LB04
Real-World Effectiveness of Delayed-Release Dimethyl Fumarate in Patients with Relapsing-Remitting Multiple Sclerosis: Interim Results from the Effect Study

Thursday, May 25, 2017
B2 (New Orleans Convention Center)
Stanley Cohan, MD, PhD , Providence Multiple Sclerosis Center, Portland, OR
Andrew Chan, MD , Bern University Hospital, University of Bern, Bern, Switzerland
Jonathan Calkwood, MD , Schapiro Center for Multiple Sclerosis, Minneapolis Clinic of Neurology, Golden Valley, MN
Ellen S Lathi, MD , MS Center at St. Elizabeth's, Boston, MA
Anneke Van der Walt, PhD , Royal Melbourne Hospital, Parkville, Victoria, Australia
Macaulay Okwuokenye, DrPH, BPharm , Biogen, Cambridge, MA
Catherine Taylor, PharmD , Biogen, Cambridge, MA



Background: Delayed-release dimethyl fumarate (DMF) has demonstrated a favorable benefit–risk profile in patients with relapsing-remitting multiple sclerosis (RRMS) in well-controlled, clinical trials (DEFINE, NCT00420212 and CONFIRM, NCT00451451), including those who were treatment naïve or early switch patients.

Objectives : The observational EFFECT study (NCT02776072) was undertaken to evaluate the effectiveness of DMF in patients with RRMS in a clinical practice setting, as measured by the proportion of patients who experienced a relapse within the 12 months after initiation of treatment, as well as in a subset of newly diagnosed patients.   

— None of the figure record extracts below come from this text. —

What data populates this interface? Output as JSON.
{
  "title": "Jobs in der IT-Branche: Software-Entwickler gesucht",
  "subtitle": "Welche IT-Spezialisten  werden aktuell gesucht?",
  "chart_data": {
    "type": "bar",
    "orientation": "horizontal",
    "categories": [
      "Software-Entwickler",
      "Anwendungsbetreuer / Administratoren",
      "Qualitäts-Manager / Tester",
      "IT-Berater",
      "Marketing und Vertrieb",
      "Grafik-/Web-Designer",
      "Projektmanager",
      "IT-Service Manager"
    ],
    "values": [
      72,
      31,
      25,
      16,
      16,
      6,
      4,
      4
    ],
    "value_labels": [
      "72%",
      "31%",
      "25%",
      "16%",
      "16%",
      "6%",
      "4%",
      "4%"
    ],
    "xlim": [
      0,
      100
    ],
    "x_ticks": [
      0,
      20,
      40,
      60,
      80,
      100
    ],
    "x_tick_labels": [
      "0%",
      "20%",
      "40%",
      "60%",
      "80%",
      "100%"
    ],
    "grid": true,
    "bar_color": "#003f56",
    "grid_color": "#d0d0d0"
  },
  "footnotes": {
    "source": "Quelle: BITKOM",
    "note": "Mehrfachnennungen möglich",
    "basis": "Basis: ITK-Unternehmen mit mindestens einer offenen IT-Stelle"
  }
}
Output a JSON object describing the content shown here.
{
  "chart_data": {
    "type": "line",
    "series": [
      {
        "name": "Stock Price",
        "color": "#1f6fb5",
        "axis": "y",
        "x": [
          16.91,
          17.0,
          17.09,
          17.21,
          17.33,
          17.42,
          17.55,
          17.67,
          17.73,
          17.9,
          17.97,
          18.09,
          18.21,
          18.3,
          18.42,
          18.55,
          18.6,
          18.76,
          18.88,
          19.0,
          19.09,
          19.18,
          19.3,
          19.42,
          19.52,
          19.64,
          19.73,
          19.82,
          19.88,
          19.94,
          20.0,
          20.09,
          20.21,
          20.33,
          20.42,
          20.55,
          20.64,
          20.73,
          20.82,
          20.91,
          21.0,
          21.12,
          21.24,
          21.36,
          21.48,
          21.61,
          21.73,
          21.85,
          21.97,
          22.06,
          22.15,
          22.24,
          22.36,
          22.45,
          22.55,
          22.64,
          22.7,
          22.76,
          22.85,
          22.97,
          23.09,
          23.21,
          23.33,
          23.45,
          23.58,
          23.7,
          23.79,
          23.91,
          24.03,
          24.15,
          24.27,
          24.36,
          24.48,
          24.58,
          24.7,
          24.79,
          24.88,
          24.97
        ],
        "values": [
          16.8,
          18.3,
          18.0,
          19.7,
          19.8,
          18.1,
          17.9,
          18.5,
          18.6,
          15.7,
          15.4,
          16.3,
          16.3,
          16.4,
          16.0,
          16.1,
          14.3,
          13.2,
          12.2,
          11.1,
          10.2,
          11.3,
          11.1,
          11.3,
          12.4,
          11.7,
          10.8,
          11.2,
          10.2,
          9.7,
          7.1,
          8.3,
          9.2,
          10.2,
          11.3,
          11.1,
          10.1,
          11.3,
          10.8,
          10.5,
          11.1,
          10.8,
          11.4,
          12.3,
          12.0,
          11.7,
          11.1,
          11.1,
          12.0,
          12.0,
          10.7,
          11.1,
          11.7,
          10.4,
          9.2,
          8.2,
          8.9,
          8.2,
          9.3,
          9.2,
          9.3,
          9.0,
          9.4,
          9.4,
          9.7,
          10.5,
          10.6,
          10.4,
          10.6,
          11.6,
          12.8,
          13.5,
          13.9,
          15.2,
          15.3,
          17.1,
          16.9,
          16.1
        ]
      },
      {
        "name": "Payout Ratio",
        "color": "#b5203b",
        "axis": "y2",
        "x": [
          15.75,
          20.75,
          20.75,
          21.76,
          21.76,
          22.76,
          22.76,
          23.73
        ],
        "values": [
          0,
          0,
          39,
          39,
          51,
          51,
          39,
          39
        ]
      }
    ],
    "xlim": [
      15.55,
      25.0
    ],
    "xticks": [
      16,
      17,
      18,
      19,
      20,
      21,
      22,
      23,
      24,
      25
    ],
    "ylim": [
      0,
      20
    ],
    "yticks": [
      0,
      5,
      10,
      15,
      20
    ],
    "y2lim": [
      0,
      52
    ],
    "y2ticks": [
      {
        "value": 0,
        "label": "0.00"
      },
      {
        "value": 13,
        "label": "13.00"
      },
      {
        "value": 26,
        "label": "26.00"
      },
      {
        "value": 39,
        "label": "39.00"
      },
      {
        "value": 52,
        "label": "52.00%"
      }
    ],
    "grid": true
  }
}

Methods: In this international, multicenter, retrospective observational study, medical records were reviewed at a single time point for patients diagnosed with RRMS who were treated in routine clinical practice. To be included in this analysis, patients had to have initiated DMF treatment after December 2010 and had ≥12 months of follow-up data available following DMF initiation. Enrolled patients could either be treatment naïve or have received only IFN or GA as prior therapy. The proportion of patients relapsed was estimated using the Kaplan-Meier (KM) product limit method, based on time-to-first-relapse survival distribution. Unadjusted ARR was computed as total number of relapses divided by the total patient-years of exposure; confidence intervals were calculated from an unadjusted Poisson regression model using the generalized estimating equation.

Results: As of December 15, 2016, 804 patients (treatment naïve or had received only IFN or GA) were included in the overall analysis. At 12 months following initiation, the KM estimate of the proportion of patients who experienced a relapse was 11.7%. ARR was significantly lower at 12 months after initiation of DMF treatment compared with the 12 months prior (0.15 [95% CI: 0.12, 0.18] vs 0.49 [0.45, 0.54]; rate ratio (95% CI) 0.30 [0.24, 0.37]; P<0.001).In the first 12 months of DMF treatment, 114 (14%) patients discontinued DMF; top reasons (≥1 reason could be listed) included tolerability (9%), efficacy (2%), safety (2%). and patient preference (2%).  

Conclusions: Treatment with DMF was associated with a lower relapse rate in the 12 months after, compared to the 12 months prior to, initiating DMF treatment. This interim analysis suggests that DMF is effective in patients who were treatment naïve or had received only IFN or GA in the clinical practice setting.